Fig. 2: GNE/BMS synergy in different cell systems.

A The indicated cell lines were treated with GNE and BMS (Supplementary Table 2) either alone or in combination and cell densities were quantified by crystal violet staining. Synergistic inhibition of cell proliferation was calculated by determination of the Coefficient of Drug Interaction (CDI). CDI values ≥ 0.7 (indicated by a blue-dotted line) were considered to lack synergistic activity, while cells showing CDI values ≤ 0.4 show high synergy. B Primary germinal center B cells were transduced with MYC-BCL2 or BCL6-BCL2 and treated with sublethal concentrations of GNE and BMS (Supplementary Table 2). After 7 days, cell number was determined and the average CDI score calculated, n = 4. C Left: KRAS^G12V/MYC cells were grown in soft agar for 5 days to allow colony formation, followed by administration of GNE and BMS, which was repeated one week later. After 12 days, cells were stained with crystal violet. Scale bar = 30 µm. Right: Quantification of soft agar colony formation experiments. Shown are mean ± SD, n = 3, two-way ANOVA with Dunnett’s multiple comparisons test. D Patient-derived colorectal cancer organoids were transduced with a lentivirus encoding Luciferase2-P2A-EGFP and selected with puromycin to enable stable expression. Organoids were harvested, singularized enzymatically and grown in 96-well round-bottom plates to organoids.
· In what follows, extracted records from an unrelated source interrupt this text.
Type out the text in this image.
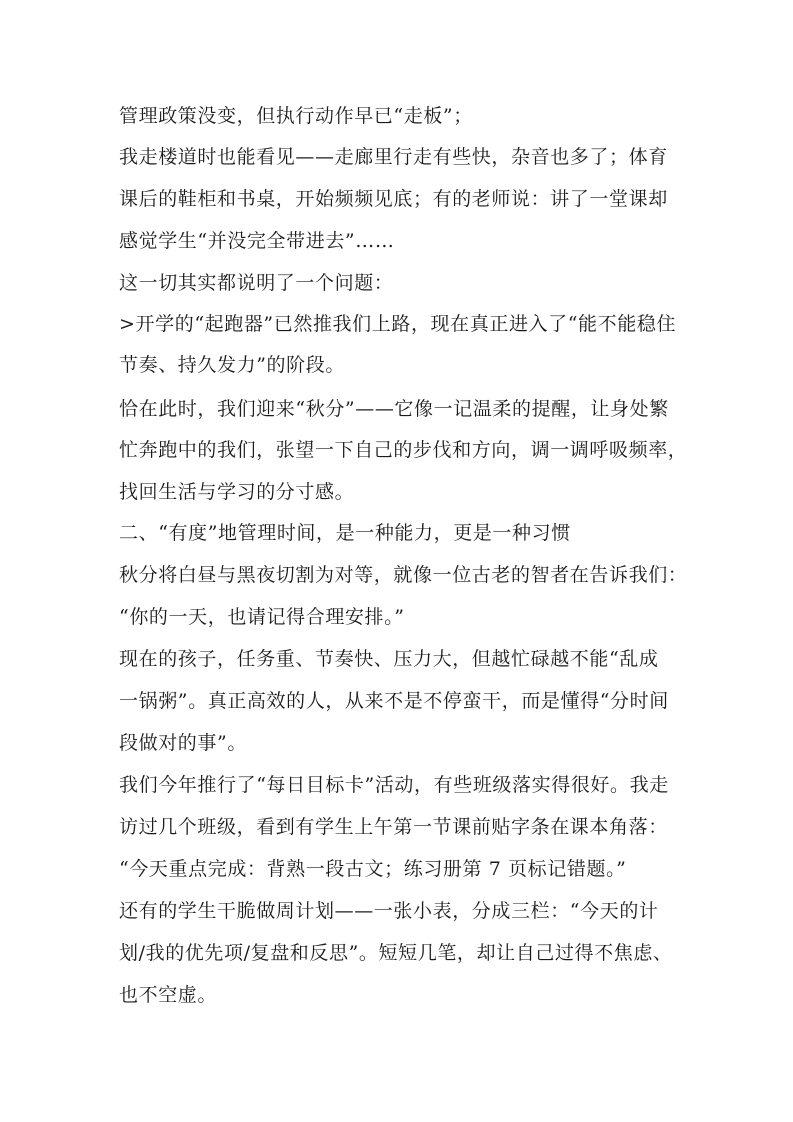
管理政策没变，但执行动作早已“走板”；
我走楼道时也能看见——走廊里行走有些快，杂音也多了；体育
课后的鞋柜和书桌，开始频频见底；有的老师说：讲了一堂课却
感觉学生“并没完全带进去”……
这一切其实都说明了一个问题：
>开学的“起跑器”已然推我们上路，现在真正进入了“能不能稳住
节奏、持久发力”的阶段。
恰在此时，我们迎来“秋分”——它像一记温柔的提醒，让身处繁
忙奔跑中的我们，张望一下自己的步伐和方向，调一调呼吸频率，
找回生活与学习的分寸感。
二、“有度”地管理时间，是一种能力，更是一种习惯
秋分将白昼与黑夜切割为对等，就像一位古老的智者在告诉我们：
“你的一天，也请记得合理安排。”
现在的孩子，任务重、节奏快、压力大，但越忙碌越不能“乱成
一锅粥”。真正高效的人，从来不是不停蛮干，而是懂得“分时间
段做对的事”。
我们今年推行了“每日目标卡”活动，有些班级落实得很好。我走
访过几个班级，看到有学生上午第一节课前贴字条在课本角落：
“今天重点完成：背熟一段古文；练习册第 7 页标记错题。”
还有的学生干脆做周计划——一张小表，分成三栏：“今天的计
划/我的优先项/复盘和反思”。短短几笔，却让自己过得不焦虑、
也不空虚。
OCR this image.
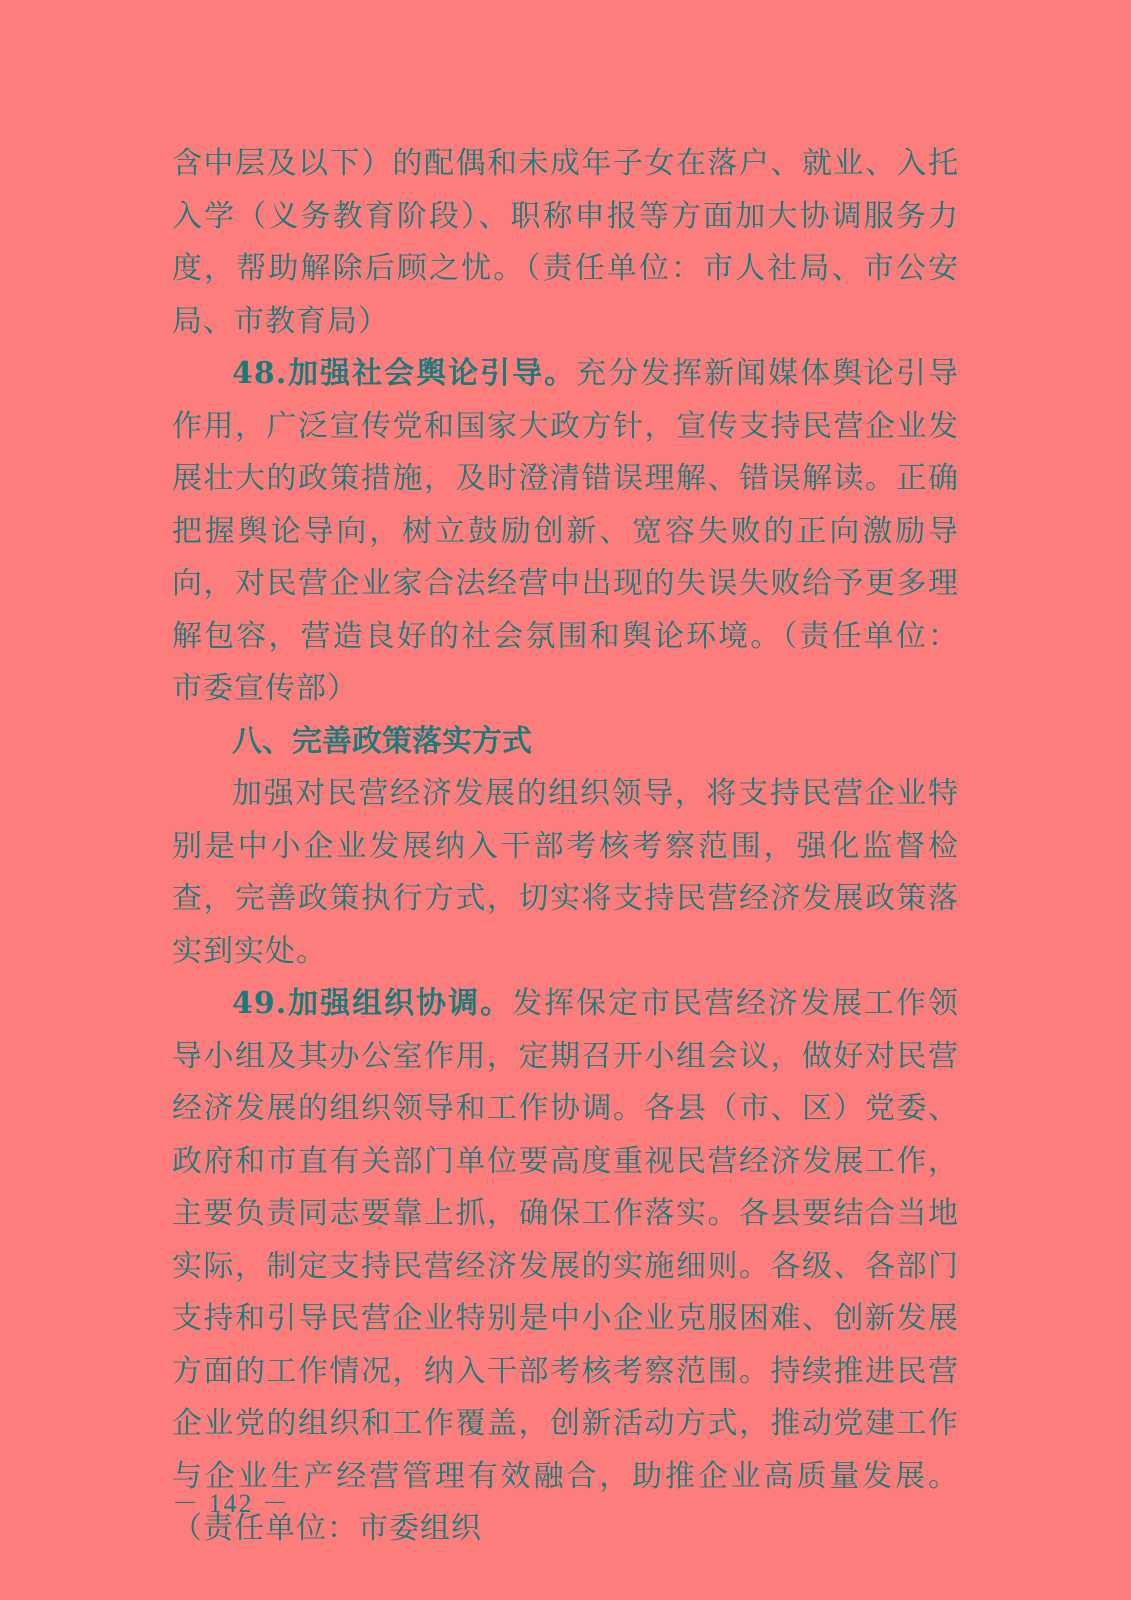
含中层及以下）的配偶和未成年子女在落户、就业、入托入学（义务教育阶段）、职称申报等方面加大协调服务力度，帮助解除后顾之忧。（责任单位：市人社局、市公安局、市教育局）

48.加强社会舆论引导。充分发挥新闻媒体舆论引导作用，广泛宣传党和国家大政方针，宣传支持民营企业发展壮大的政策措施，及时澄清错误理解、错误解读。正确把握舆论导向，树立鼓励创新、宽容失败的正向激励导向，对民营企业家合法经营中出现的失误失败给予更多理解包容，营造良好的社会氛围和舆论环境。（责任单位：市委宣传部）

八、完善政策落实方式

加强对民营经济发展的组织领导，将支持民营企业特别是中小企业发展纳入干部考核考察范围，强化监督检查，完善政策执行方式，切实将支持民营经济发展政策落实到实处。

49.加强组织协调。发挥保定市民营经济发展工作领导小组及其办公室作用，定期召开小组会议，做好对民营经济发展的组织领导和工作协调。各县（市、区）党委、政府和市直有关部门单位要高度重视民营经济发展工作，主要负责同志要靠上抓，确保工作落实。各县要结合当地实际，制定支持民营经济发展的实施细则。各级、各部门支持和引导民营企业特别是中小企业克服困难、创新发展方面的工作情况，纳入干部考核考察范围。持续推进民营企业党的组织和工作覆盖，创新活动方式，推动党建工作与企业生产经营管理有效融合，助推企业高质量发展。（责任单位：市委组织

－ 142 －
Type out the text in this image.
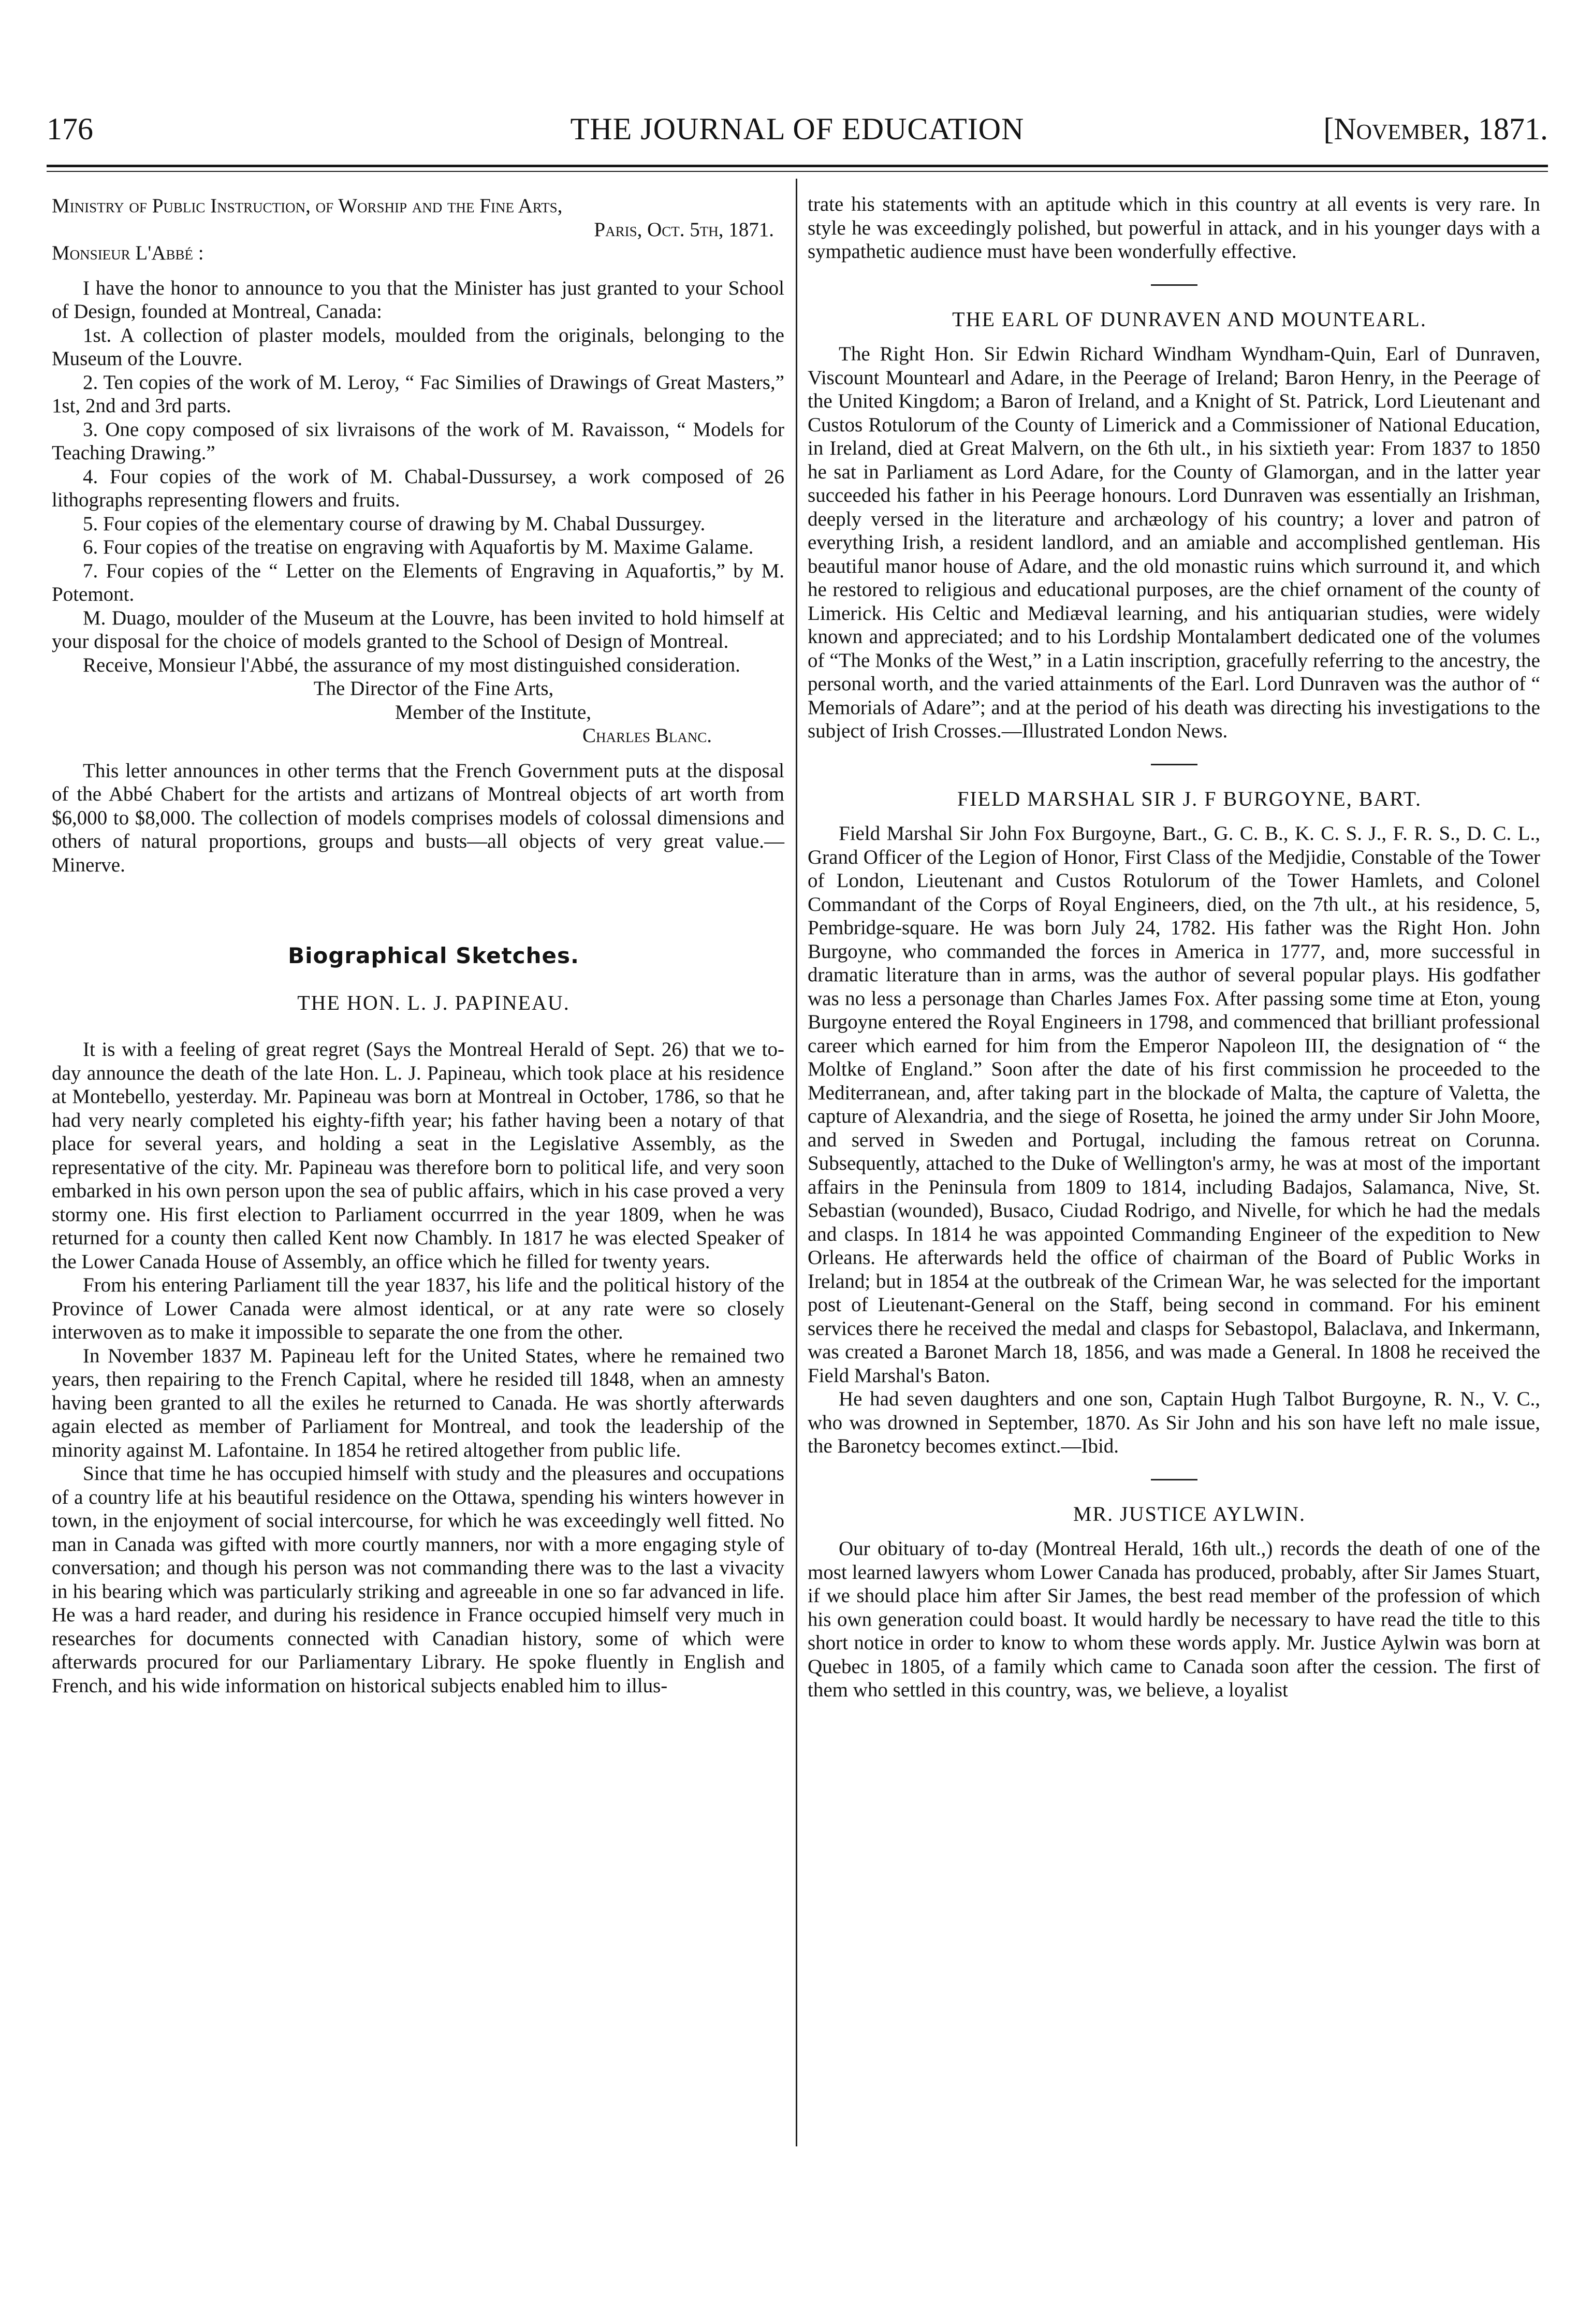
176	THE JOURNAL OF EDUCATION	[November, 1871.

Ministry of Public Instruction, of Worship and the Fine Arts,

Paris, Oct. 5th, 1871.

Monsieur L'Abbé :

I have the honor to announce to you that the Minister has just granted to your School of Design, founded at Montreal, Canada:

1st. A collection of plaster models, moulded from the originals, belonging to the Museum of the Louvre.

2. Ten copies of the work of M. Leroy, “ Fac Similies of Drawings of Great Masters,” 1st, 2nd and 3rd parts.

3. One copy composed of six livraisons of the work of M. Ravaisson, “ Models for Teaching Drawing.”

4. Four copies of the work of M. Chabal-Dussursey, a work composed of 26 lithographs representing flowers and fruits.

5. Four copies of the elementary course of drawing by M. Chabal Dussurgey.

6. Four copies of the treatise on engraving with Aquafortis by M. Maxime Galame.

7. Four copies of the “ Letter on the Elements of Engraving in Aquafortis,” by M. Potemont.

M. Duago, moulder of the Museum at the Louvre, has been invited to hold himself at your disposal for the choice of models granted to the School of Design of Montreal.

Receive, Monsieur l'Abbé, the assurance of my most distinguished consideration.

The Director of the Fine Arts,

Member of the Institute,

Charles Blanc.

This letter announces in other terms that the French Government puts at the disposal of the Abbé Chabert for the artists and artizans of Montreal objects of art worth from $6,000 to $8,000. The collection of models comprises models of colossal dimensions and others of natural proportions, groups and busts—all objects of very great value.—Minerve.

Biographical Sketches.

THE HON. L. J. PAPINEAU.

It is with a feeling of great regret (Says the Montreal Herald of Sept. 26) that we to-day announce the death of the late Hon. L. J. Papineau, which took place at his residence at Montebello, yesterday. Mr. Papineau was born at Montreal in October, 1786, so that he had very nearly completed his eighty-fifth year; his father having been a notary of that place for several years, and holding a seat in the Legislative Assembly, as the representative of the city. Mr. Papineau was therefore born to political life, and very soon embarked in his own person upon the sea of public affairs, which in his case proved a very stormy one. His first election to Parliament occurrred in the year 1809, when he was returned for a county then called Kent now Chambly. In 1817 he was elected Speaker of the Lower Canada House of Assembly, an office which he filled for twenty years.

From his entering Parliament till the year 1837, his life and the political history of the Province of Lower Canada were almost identical, or at any rate were so closely interwoven as to make it impossible to separate the one from the other.

In November 1837 M. Papineau left for the United States, where he remained two years, then repairing to the French Capital, where he resided till 1848, when an amnesty having been granted to all the exiles he returned to Canada. He was shortly afterwards again elected as member of Parliament for Montreal, and took the leadership of the minority against M. Lafontaine. In 1854 he retired altogether from public life.

Since that time he has occupied himself with study and the pleasures and occupations of a country life at his beautiful residence on the Ottawa, spending his winters however in town, in the enjoyment of social intercourse, for which he was exceedingly well fitted. No man in Canada was gifted with more courtly manners, nor with a more engaging style of conversation; and though his person was not commanding there was to the last a vivacity in his bearing which was particularly striking and agreeable in one so far advanced in life. He was a hard reader, and during his residence in France occupied himself very much in researches for documents connected with Canadian history, some of which were afterwards procured for our Parliamentary Library. He spoke fluently in English and French, and his wide information on historical subjects enabled him to illus-

trate his statements with an aptitude which in this country at all events is very rare. In style he was exceedingly polished, but powerful in attack, and in his younger days with a sympathetic audience must have been wonderfully effective.

THE EARL OF DUNRAVEN AND MOUNTEARL.

The Right Hon. Sir Edwin Richard Windham Wyndham-Quin, Earl of Dunraven, Viscount Mountearl and Adare, in the Peerage of Ireland; Baron Henry, in the Peerage of the United Kingdom; a Baron of Ireland, and a Knight of St. Patrick, Lord Lieutenant and Custos Rotulorum of the County of Limerick and a Commissioner of National Education, in Ireland, died at Great Malvern, on the 6th ult., in his sixtieth year: From 1837 to 1850 he sat in Parliament as Lord Adare, for the County of Glamorgan, and in the latter year succeeded his father in his Peerage honours. Lord Dunraven was essentially an Irishman, deeply versed in the literature and archæology of his country; a lover and patron of everything Irish, a resident landlord, and an amiable and accomplished gentleman. His beautiful manor house of Adare, and the old monastic ruins which surround it, and which he restored to religious and educational purposes, are the chief ornament of the county of Limerick. His Celtic and Mediæval learning, and his antiquarian studies, were widely known and appreciated; and to his Lordship Montalambert dedicated one of the volumes of “The Monks of the West,” in a Latin inscription, gracefully referring to the ancestry, the personal worth, and the varied attainments of the Earl. Lord Dunraven was the author of “ Memorials of Adare”; and at the period of his death was directing his investigations to the subject of Irish Crosses.—Illustrated London News.

FIELD MARSHAL SIR J. F BURGOYNE, BART.

Field Marshal Sir John Fox Burgoyne, Bart., G. C. B., K. C. S. J., F. R. S., D. C. L., Grand Officer of the Legion of Honor, First Class of the Medjidie, Constable of the Tower of London, Lieutenant and Custos Rotulorum of the Tower Hamlets, and Colonel Commandant of the Corps of Royal Engineers, died, on the 7th ult., at his residence, 5, Pembridge-square. He was born July 24, 1782. His father was the Right Hon. John Burgoyne, who commanded the forces in America in 1777, and, more successful in dramatic literature than in arms, was the author of several popular plays. His godfather was no less a personage than Charles James Fox. After passing some time at Eton, young Burgoyne entered the Royal Engineers in 1798, and commenced that brilliant professional career which earned for him from the Emperor Napoleon III, the designation of “ the Moltke of England.” Soon after the date of his first commission he proceeded to the Mediterranean, and, after taking part in the blockade of Malta, the capture of Valetta, the capture of Alexandria, and the siege of Rosetta, he joined the army under Sir John Moore, and served in Sweden and Portugal, including the famous retreat on Corunna. Subsequently, attached to the Duke of Wellington's army, he was at most of the important affairs in the Peninsula from 1809 to 1814, including Badajos, Salamanca, Nive, St. Sebastian (wounded), Busaco, Ciudad Rodrigo, and Nivelle, for which he had the medals and clasps. In 1814 he was appointed Commanding Engineer of the expedition to New Orleans. He afterwards held the office of chairman of the Board of Public Works in Ireland; but in 1854 at the outbreak of the Crimean War, he was selected for the important post of Lieutenant-General on the Staff, being second in command. For his eminent services there he received the medal and clasps for Sebastopol, Balaclava, and Inkermann, was created a Baronet March 18, 1856, and was made a General. In 1808 he received the Field Marshal's Baton.

He had seven daughters and one son, Captain Hugh Talbot Burgoyne, R. N., V. C., who was drowned in September, 1870. As Sir John and his son have left no male issue, the Baronetcy becomes extinct.—Ibid.

MR. JUSTICE AYLWIN.

Our obituary of to-day (Montreal Herald, 16th ult.,) records the death of one of the most learned lawyers whom Lower Canada has produced, probably, after Sir James Stuart, if we should place him after Sir James, the best read member of the profession of which his own generation could boast. It would hardly be necessary to have read the title to this short notice in order to know to whom these words apply. Mr. Justice Aylwin was born at Quebec in 1805, of a family which came to Canada soon after the cession. The first of them who settled in this country, was, we believe, a loyalist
Following treatment with GNE and/or BMS for 6 days (concentrations listed in Supplementary Table 2), with a repeated treatment after 3 days, organoids were analyzed by microscopy and cell viability was assessed using the ONE-GloEX assay. The average CDI scores of different tumor organoids are shown, n = 2. E The morphology of organoids from patient O20 responding to GNE/BMS treatment is shown as an example.